With the market moving faster than most people can save, some parents and other family members are lending a hand to help out their young relatives take advantage of today’s interest rates and prices.


Financial assistance isn’t only the purview of the wealthy or those with large savings. Families of modest means have found creative ways to realize cash for a down

payment. Yamasato has seen parents refinance their home or investment property, then take out some of the earned equity to give to their children for a down payment.

There are tax and other implications for down payments received as a gift versus a loan. An individual can give up to $14,000 each year tax-free to another individual. So, a set of parents can give up to $56,000 to a young couple in a tax year, tax-free.

If money is provided as a loan, however, it should be documented. It will be taken into account by the lender as an additional debt that the buyer has, alongside car payments, credit cards and other types of debts.

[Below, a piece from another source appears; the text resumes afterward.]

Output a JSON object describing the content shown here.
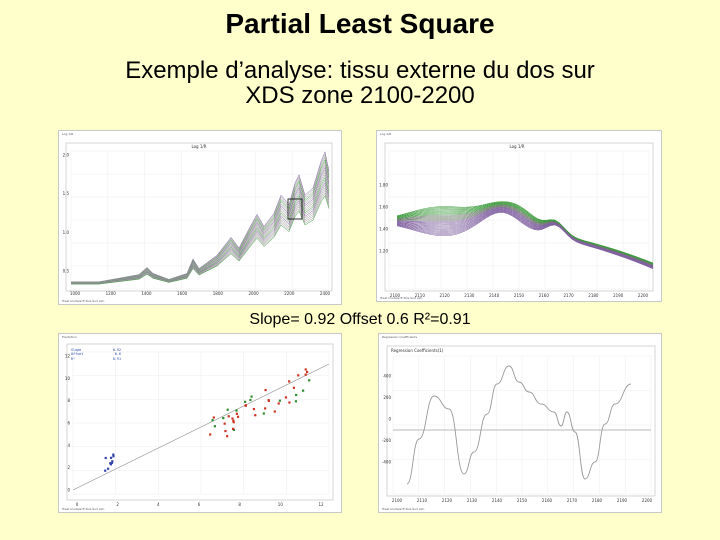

Hawaii is known for valuing ohana and, not surprisingly, has a higher-proportion of multi-family properties than many other places. “It’s not uncommon for siblings or other family members to buy into a property together, and then have multiple family members live on that property,” Yamasato says.


Parents with the ability to purchase a property can make a rent-to-own arrangement with their children, in which rent payments are credited toward the eventual purchase of the property. This type of arrangement requires consultation with a tax professional as well as a lender, and must include a written contract.


Family members often don’t realize the impact their attitudes and advice can have on young people who are considering buying their first home.

“A parent or elder’s encouragement can make a big difference,” Yamasato says. “I’ve seen family come in and say ‘don’t buy this, it’s too expensive,’ but they bought their home 20 years ago and haven’t followed the market. It’s important to realize that young people put a lot of stock in what their elders say. Making sure children have the best professional advice can help them make good decisions.”


Family members’ time and skills can make a first home possible by helping out on the back-end. Yamasato describes how some of his young clients have been able to buy affordable fixer-uppers that needed a lot of work, because “some very handy fathers were committed to coming in after the purchase to help their kids fix up their places.”


Depending on family relationships and the set-up of their homes, some parents have offered to house their grown children so that what would be spent on rent each month can be saved for a down payment.

Yamasato points out that a first home doesn’t have to be forever: “Your first home is a first step. It’s about getting your toe in the door, building equity, and moving up as your life moves forward. If you don’t have any skin in the game, when the market goes up, it’s very hard to catch up. So the key is to get in, then let time and the market grow your investment.”